I went to family medicine a couple weeks ago because I was short of breath. My doctor told me it 'sounds like' I might have asthma and prescribed me an albuterol inhaler and told me to use it for a couple weeks and see what it does for me. It worked beautifully up until a couple days ago; I was puffing on that inhaler a lot more than I was told to because I began to get that 'someone-sitting-on-my-chest' feeling, despite taking the prescribed dose. I ended up in the emergency room yesterday because I was having a very hard time catching my breath. I was told my lungs sounded healthy as did my heart. I specifically told the doctors who examined me that my albuterol was no longer helping me.
And what'd they do? Send me home with an albuterol inhaler and told me to use it for a week.
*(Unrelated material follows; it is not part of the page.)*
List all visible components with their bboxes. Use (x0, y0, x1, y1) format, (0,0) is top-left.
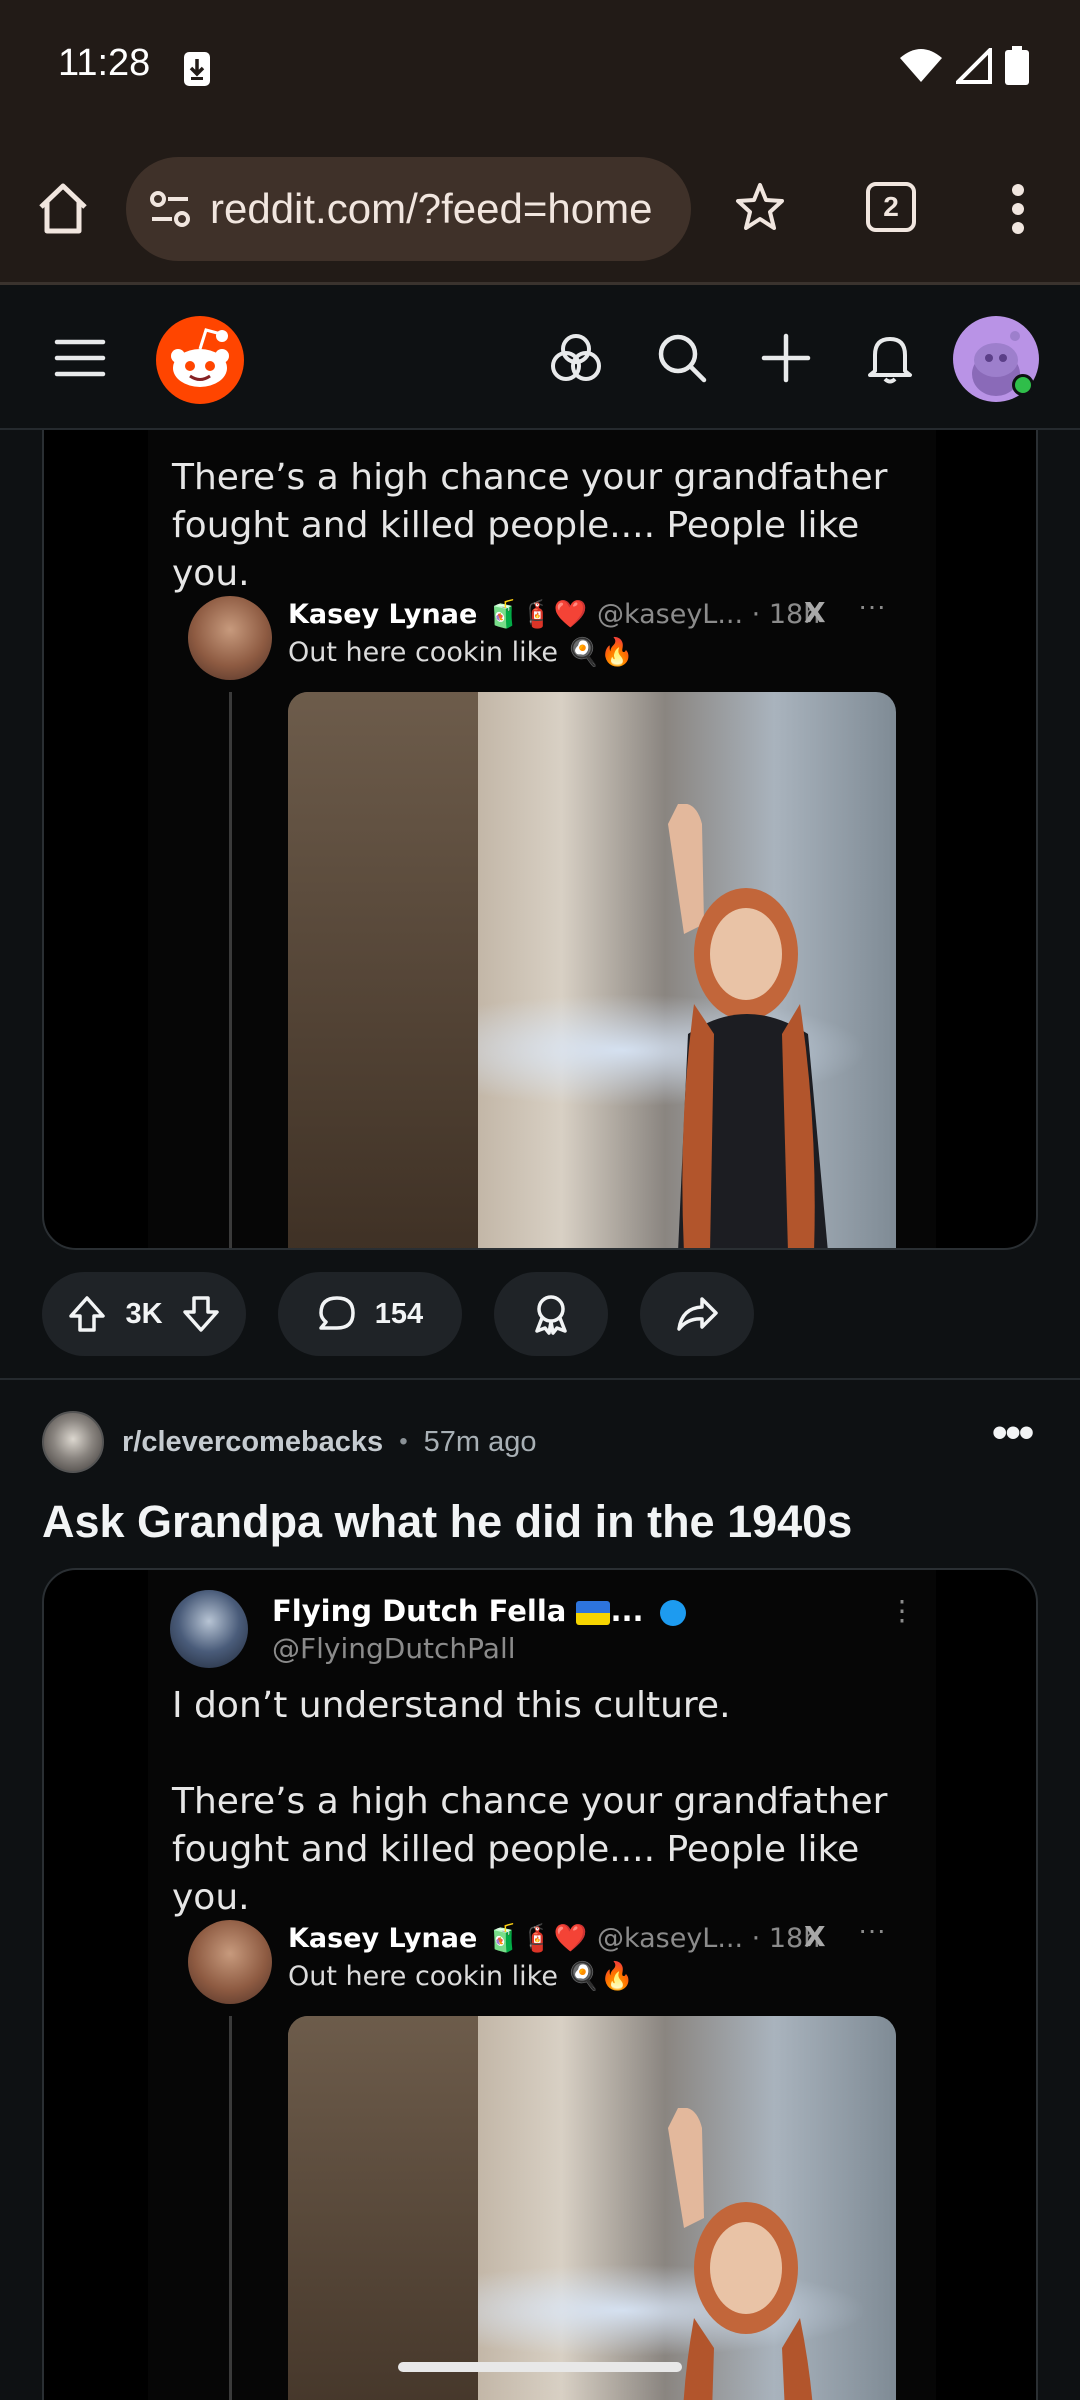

I realize as ER docs and not specialists, they couldn't prescribe me anything more, but that just irked me.
I know using albuterol four times a day isn't exactly a good thing and I'm going to see if I can make an appointment with a pulmonologist soon. But why would it suddenly stop working? I thought maybe it was because the inhaler was getting close to being empty, but I was still a little short of breath even after I puffed on the brand-new inhaler I got in the ER. Have I developed some kind of immunity to albuterol or something?
I've heard of some other kind of inhaler called Flovent, which my friend uses for his asthma along with albuterol. Why could I not receive this as opposed to an inhaler I specifically told doctors was no longer having an effect on me?